We set up a floor bed and co-slept safely. I stopped checking the time, eventually; it was the hardest habit to let go of. I would drift off to sleep much more quickly without having to get up out of bed again. My daughter’s sleep did not change. But my mood and my symptoms improved dramatically. In a way, sleep was the reason for my depression, but not in the way that I expected. What I needed to change was internal—my inner world.
But the biggest shift was the change in the language that I was using surrounding sleep. Not just out loud, either—there was a drastic overhaul of my internal dialogue, too. Now, we have two children and our conversations in the morning look very different:
“How was your night?” he’ll ask.
“Normal” I’ll say. He knows exactly what that means.
“Did she wake last night?” I’ll ask of our oldest daughter.
“I think so” he’ll say.
We are curious. But they either needed us or they didn’t, we either responded or we didn’t. There is no speculation about what is wrong, what we should be doing or why it’s happening. We know it’s normal and we know it will pass. We know we don’t have to rush anything.
It’s already prevalent, but with a new baby in tow, when we go to the supermarket (or anywhere, really) people will often ask about sleep. “How much does she sleep? Is she a good baby?”
“Just normal for her age” is always my reply.
You’d be surprised by how many people respond with “So, not a lot then?”
I just smile.
It’s through these interactions that we come to share in this common knowledge: All babies wake, and this obviously means that every baby is not born broken. Yet we seem to suppress this because it’s easier than the alternative of shifting our belief system to support the biological norm as opposed to socially constructed ideals. We are just not in acceptance.
This does nothing for our little ones who need our presence, even when it feels like a lot to give at times. Babies are not broken, and do not need to be taught how to sleep. It’s the parents who struggle to adjust.
Of course we get tired. Of course we fantasize about a time where we put them to bed, they stay there, and we sleep a full night in our own beds, waking to the sound of happy children getting their own breakfast.
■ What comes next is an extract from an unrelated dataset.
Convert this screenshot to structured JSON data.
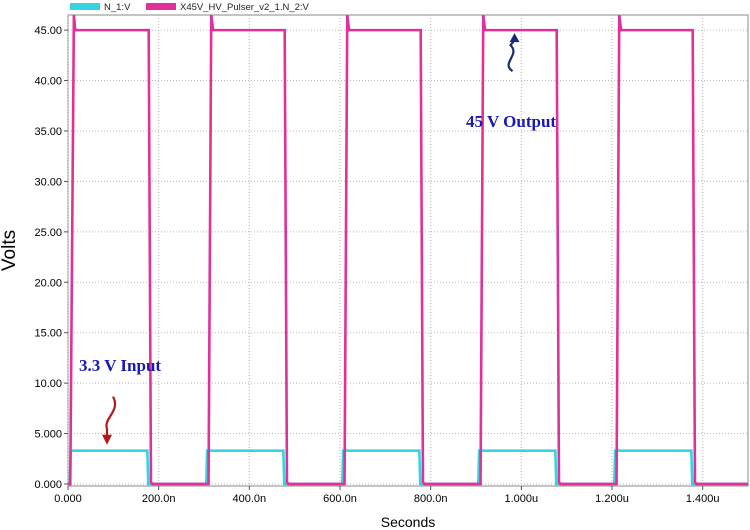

It’s only natural due to the social conditioning. We are sold this daily. The cot sells it, the sleep books sell it, the “sleep experts” sell it.
Those days may be years away, years that will surely pass. But they are years we don’t want to wish away. We don’t want to long for a future time where our children are different people. We want to love them right now, as they are. We can choose to love this time, as it is. We are in a space where we’re told every day by society that it’s the wrong place to be, and yet we are choosing to stay here. That is radical acceptance to me.
I have a challenge for you.
I challenge you to shift the way you think and talk about sleep. Instead of giving a fellow mom at the park a blow-by-blow of your night, rise above and remain matter-of-fact. You can be authentic without hiding behind a coffee meme and a negative tone tarnishing your truth. You can be tired and honor this without feeling like you’re going to explode if you don’t offload. You can experience your “normal” fully, while knowing that everyone goes through this and is standing alongside you in solidarity because it is indeed normal.
You can change your entire experience of parenting by knowing that night-waking, night-feeding, separation anxiety, and a biological need for your presence is normal, and not something to be changed—or feared. There is no wall to build.
When you think about the idea of “training” your child to not need you in the night anymore, keep in mind that they are wired to need you to ensure their survival. Training sounds a bit impossible and a bit tiresome. It’s kind of like training them to not need food. We have to let go.
Imagine the weight lifted from your shoulders as you stop fighting the normal, biological needs of your children in the night. Let go of the struggle, especially the internal one. Surrender: No sleep training required.